NEW YORK – The Centers for Disease Control and Prevention said on Monday that its Genetic Testing Reference Materials Program (GeT-RM) has partnered with the Clinical Genome Resource (ClinGen) to develop a publicly available list of 546 curated clinically important variants in 84 genes for use in next-generation sequencing genetic testing.
By defining variants that are either major contributors to disease or difficult to detect, the list will serve as a resource for the design of comprehensive analytical validation studies, as well as the creation of computer-modulated or simulated reference materials for clinical genomic test development, the partners said.
Genetic testing has grown from the analysis of small sets of known pathogenetic variants in one or a few genes to the analysis of hundreds or thousands of genes simultaneously using NGS, they added. But it's difficult, or even impossible, to obtain DNA reference materials containing the full scope of variants and variant types needed to perform a comprehensive validation study. It can also be challenging for laboratories to maintain the expert knowledge to identify variants that are appropriately representative of the spectrum of disease for inclusion in validation studies.
The new variant list, they said, will help address these complexities.

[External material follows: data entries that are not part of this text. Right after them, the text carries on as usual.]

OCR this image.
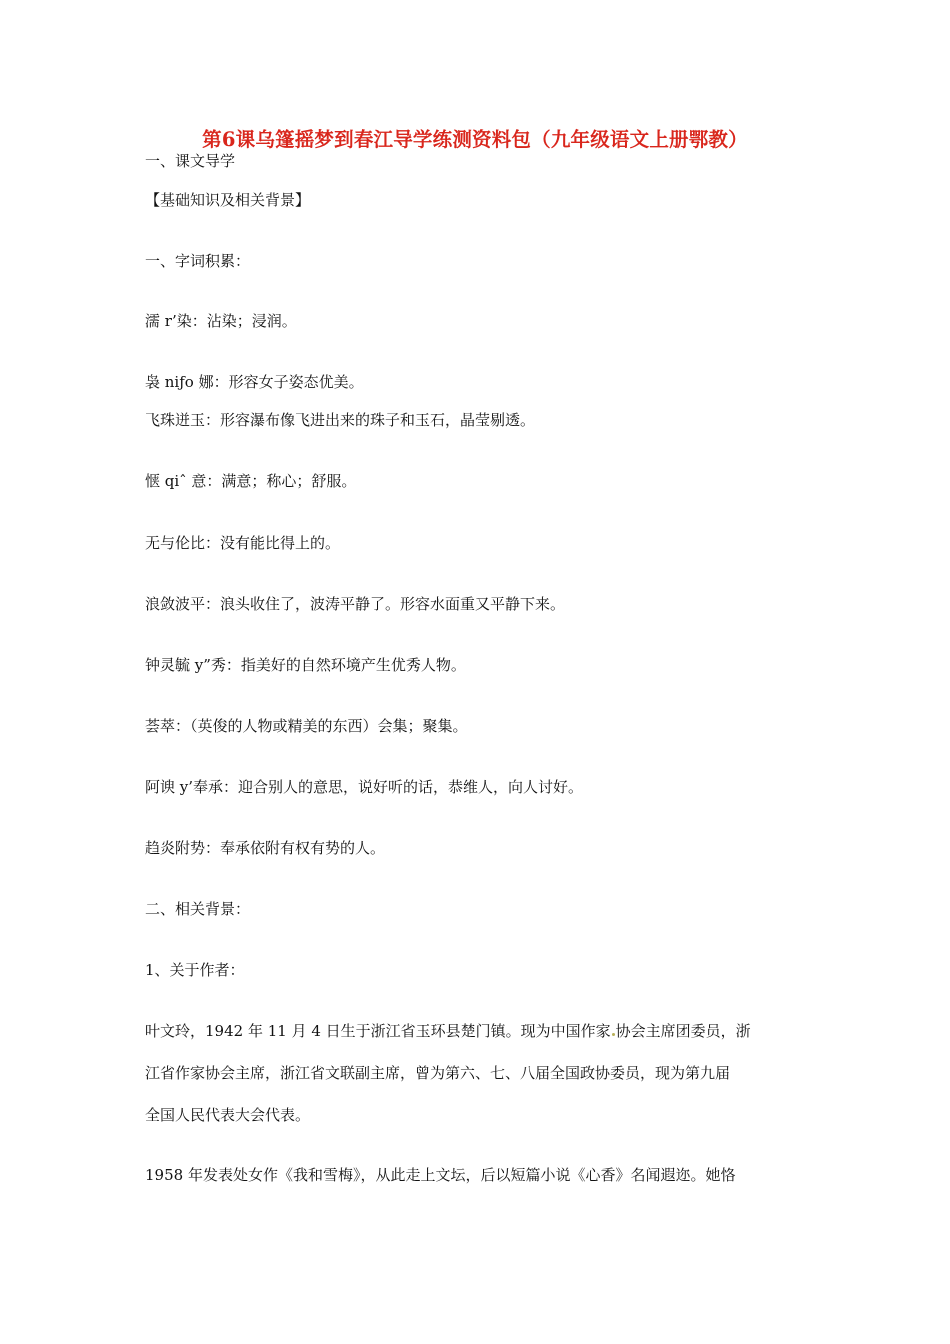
第6课乌篷摇梦到春江导学练测资料包（九年级语文上册鄂教）
一、课文导学
【基础知识及相关背景】
一、字词积累：
濡 r’染：沾染；浸润。
袅 niƒo 娜：形容女子姿态优美。
飞珠迸玉：形容瀑布像飞进出来的珠子和玉石，晶莹剔透。
惬 qiˆ 意：满意；称心；舒服。
无与伦比：没有能比得上的。
浪敛波平：浪头收住了，波涛平静了。形容水面重又平静下来。
钟灵毓 y”秀：指美好的自然环境产生优秀人物。
荟萃：（英俊的人物或精美的东西）会集；聚集。
阿谀 y’奉承：迎合别人的意思，说好听的话，恭维人，向人讨好。
趋炎附势：奉承依附有权有势的人。
二、相关背景：
1、关于作者：
叶文玲，1942 年 11 月 4 日生于浙江省玉环县楚门镇。现为中国作家 协会主席团委员，浙
江省作家协会主席，浙江省文联副主席，曾为第六、七、八届全国政协委员，现为第九届
全国人民代表大会代表。
1958 年发表处女作《我和雪梅》，从此走上文坛，后以短篇小说《心香》名闻遐迩。她恪
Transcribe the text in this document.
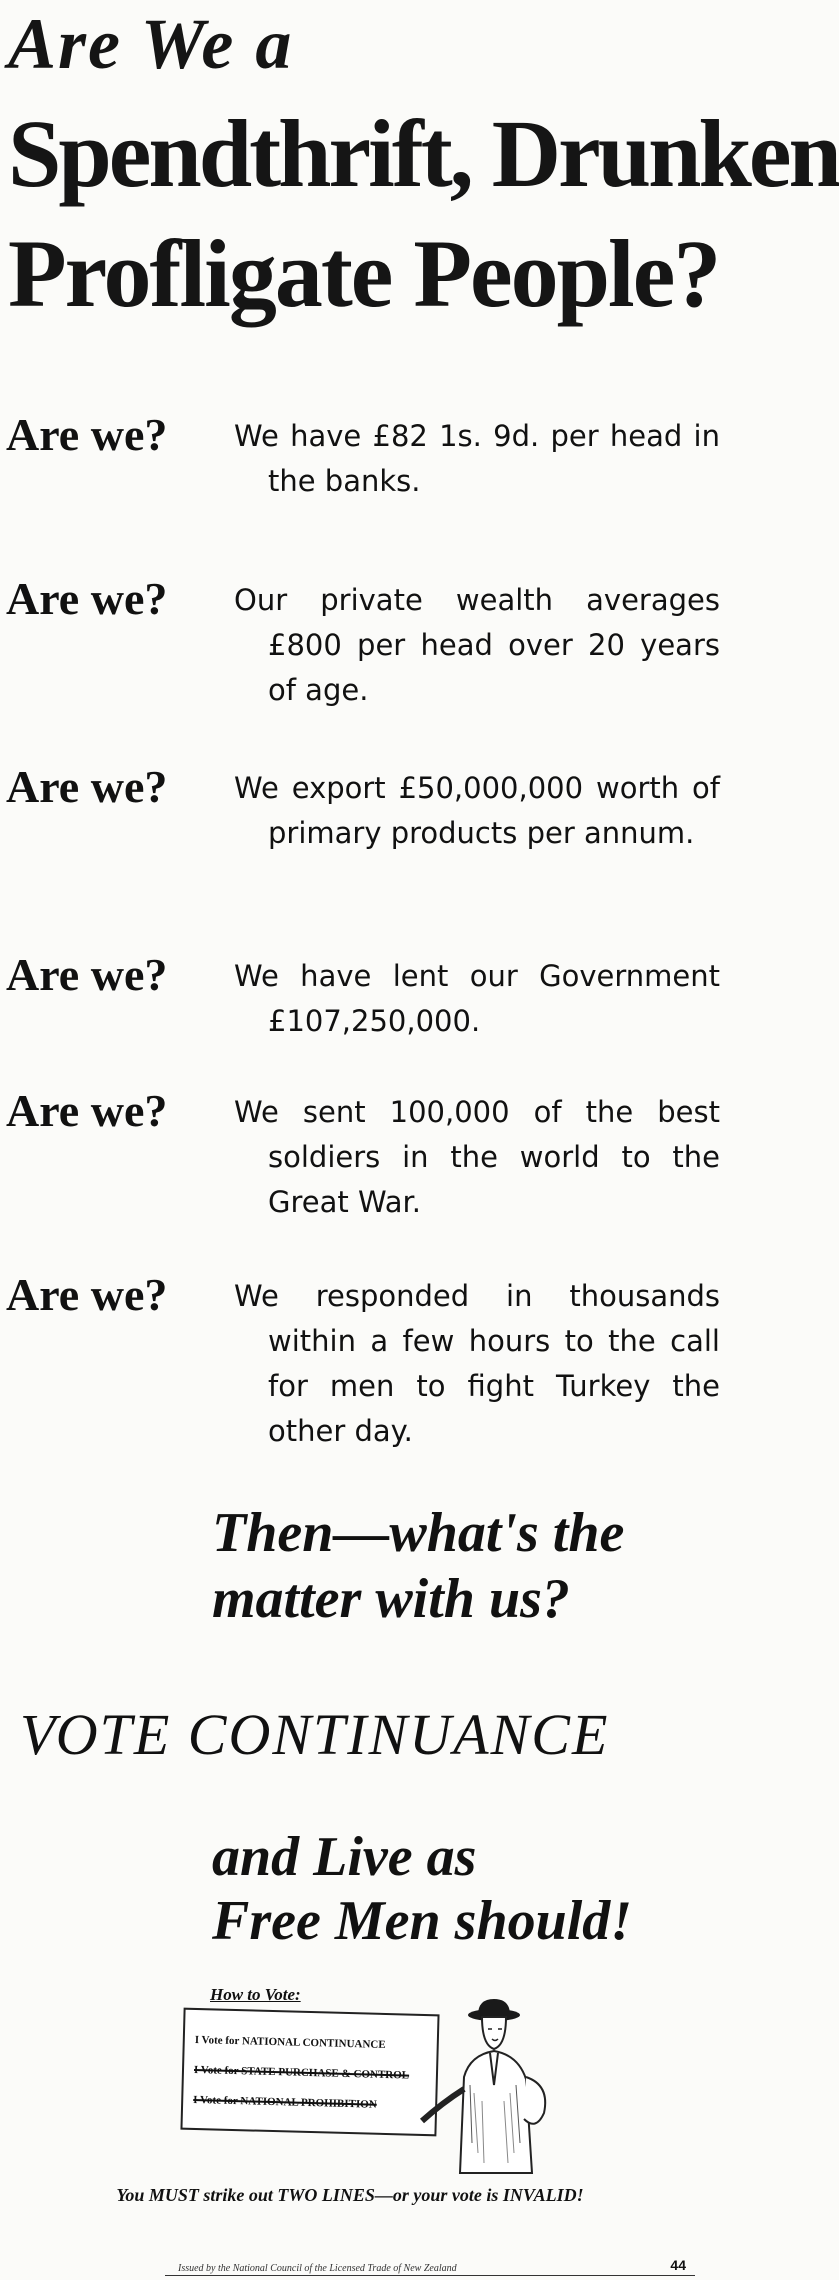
Are We a
Spendthrift, Drunken
Profligate People?
Are we? We have £82 1s. 9d. per head in the banks.
Are we? Our private wealth averages £800 per head over 20 years of age.
Are we? We export £50,000,000 worth of primary products per annum.
Are we? We have lent our Government £107,250,000.
Are we? We sent 100,000 of the best soldiers in the world to the Great War.
Are we? We responded in thousands within a few hours to the call for men to fight Turkey the other day.
Then—what's the
matter with us?
VOTE CONTINUANCE
and Live as
Free Men should!
How to Vote:
I Vote for NATIONAL CONTINUANCE
I Vote for STATE PURCHASE & CONTROL
I Vote for NATIONAL PROHIBITION
You MUST strike out TWO LINES—or your vote is INVALID!
Issued by the National Council of the Licensed Trade of New Zealand	44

The CDC and ClinGen first proposed the curated list in a paper published in August in the Journal of Molecular Diagnostics. The variant types include 346 SNVs, 104 deletions, 37 copy number variants, 25 duplications, 18 deletion-insertions, five inversions, four insertions, two complex rearrangements, three difficult-to-sequence regions, and two fusions. They were nominated for a variety of reasons, including being major contributors to disease, analytically difficult to detect, or inadvertently filtered out due to high allele frequency.
The authors also noted that the list of 84 genes include 29 of the 73 genes recommended by the American College of Medical Genetics and Genomics for reporting of incidental or secondary findings.

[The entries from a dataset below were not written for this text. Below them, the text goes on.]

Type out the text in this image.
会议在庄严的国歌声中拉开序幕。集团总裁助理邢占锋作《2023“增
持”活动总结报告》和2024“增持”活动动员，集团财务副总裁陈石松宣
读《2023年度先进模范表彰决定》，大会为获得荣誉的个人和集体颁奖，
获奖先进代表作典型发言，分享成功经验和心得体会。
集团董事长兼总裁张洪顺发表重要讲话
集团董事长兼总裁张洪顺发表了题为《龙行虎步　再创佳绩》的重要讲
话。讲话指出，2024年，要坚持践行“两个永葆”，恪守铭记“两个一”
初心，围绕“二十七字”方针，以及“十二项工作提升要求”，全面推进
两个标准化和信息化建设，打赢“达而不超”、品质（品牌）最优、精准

The ClinGen Allele Registry was used to standardize nomenclature for all nominated variants, and ClinVar Variation IDs and associated disorders were added where available. The Food and Drug Administration has also recognized ClinGen's curation process and its resulting classifications as a regulatory-grade variant database, and the curated variants are available via the National Center for Biotechnology Information's ClinVar database and ClinGen's Evidence Repository.

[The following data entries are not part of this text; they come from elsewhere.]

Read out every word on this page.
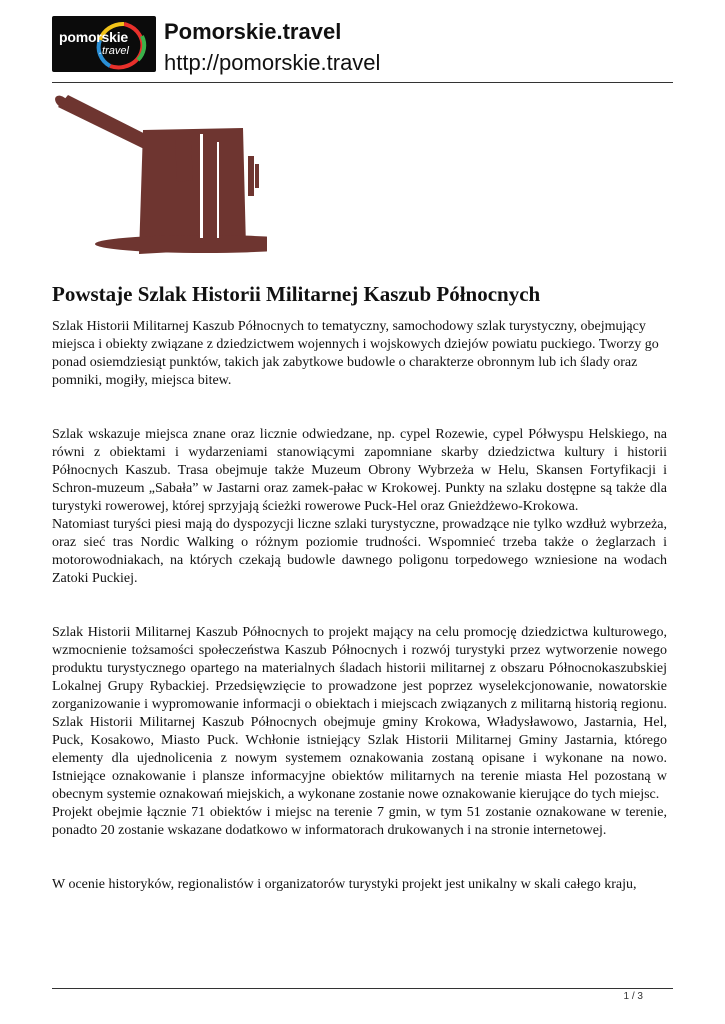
pomorskie
.travel
Pomorskie.travel
http://pomorskie.travel
Powstaje Szlak Historii Militarnej Kaszub Północnych

Szlak Historii Militarnej Kaszub Północnych to tematyczny, samochodowy szlak turystyczny, obejmujący miejsca i obiekty związane z dziedzictwem wojennych i wojskowych dziejów powiatu puckiego. Tworzy go ponad osiemdziesiąt punktów, takich jak zabytkowe budowle o charakterze obronnym lub ich ślady oraz pomniki, mogiły, miejsca bitew.

Szlak wskazuje miejsca znane oraz licznie odwiedzane, np. cypel Rozewie, cypel Półwyspu Helskiego, na równi z obiektami i wydarzeniami stanowiącymi zapomniane skarby dziedzictwa kultury i historii Północnych Kaszub. Trasa obejmuje także Muzeum Obrony Wybrzeża w Helu, Skansen Fortyfikacji i Schron-muzeum „Sabała” w Jastarni oraz zamek-pałac w Krokowej. Punkty na szlaku dostępne są także dla turystyki rowerowej, której sprzyjają ścieżki rowerowe Puck-Hel oraz Gnieżdżewo-Krokowa.

Natomiast turyści piesi mają do dyspozycji liczne szlaki turystyczne, prowadzące nie tylko wzdłuż wybrzeża, oraz sieć tras Nordic Walking o różnym poziomie trudności. Wspomnieć trzeba także o żeglarzach i motorowodniakach, na których czekają budowle dawnego poligonu torpedowego wzniesione na wodach Zatoki Puckiej.

Szlak Historii Militarnej Kaszub Północnych to projekt mający na celu promocję dziedzictwa kulturowego, wzmocnienie tożsamości społeczeństwa Kaszub Północnych i rozwój turystyki przez wytworzenie nowego produktu turystycznego opartego na materialnych śladach historii militarnej z obszaru Północnokaszubskiej Lokalnej Grupy Rybackiej. Przedsięwzięcie to prowadzone jest poprzez wyselekcjonowanie, nowatorskie zorganizowanie i wypromowanie informacji o obiektach i miejscach związanych z militarną historią regionu. Szlak Historii Militarnej Kaszub Północnych obejmuje gminy Krokowa, Władysławowo, Jastarnia, Hel, Puck, Kosakowo, Miasto Puck. Wchłonie istniejący Szlak Historii Militarnej Gminy Jastarnia, którego elementy dla ujednolicenia z nowym systemem oznakowania zostaną opisane i wykonane na nowo. Istniejące oznakowanie i plansze informacyjne obiektów militarnych na terenie miasta Hel pozostaną w obecnym systemie oznakowań miejskich, a wykonane zostanie nowe oznakowanie kierujące do tych miejsc.

Projekt obejmie łącznie 71 obiektów i miejsc na terenie 7 gmin, w tym 51 zostanie oznakowane w terenie, ponadto 20 zostanie wskazane dodatkowo w informatorach drukowanych i na stronie internetowej.

W ocenie historyków, regionalistów i organizatorów turystyki projekt jest unikalny w skali całego kraju,

1 / 3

"This important novel approach … will remove a critical bottleneck for test developers and may help harmonize test development and validation across laboratories," co-lead investigator Birgit Funke, VP of genomic health at Sema4, said in a statement.
Co-lead investigator and GeT-RM Director Lisa Kalman also noted that the partners have started a pilot project to demonstrate how the curated variants "could be used to create reference materials by in silico mutagenesis of NGS sequencing files. The pilot will examine whether the added variants can be detected by the clinical laboratories that generated the NGS files and demonstrate a general process that labs can use to develop electronic reference materials to fit their own needs."
GeT-RM and ClinGen will continue to add to the current variant list as needed, and are inviting input from the genetics community about the list and the processes used to generate it.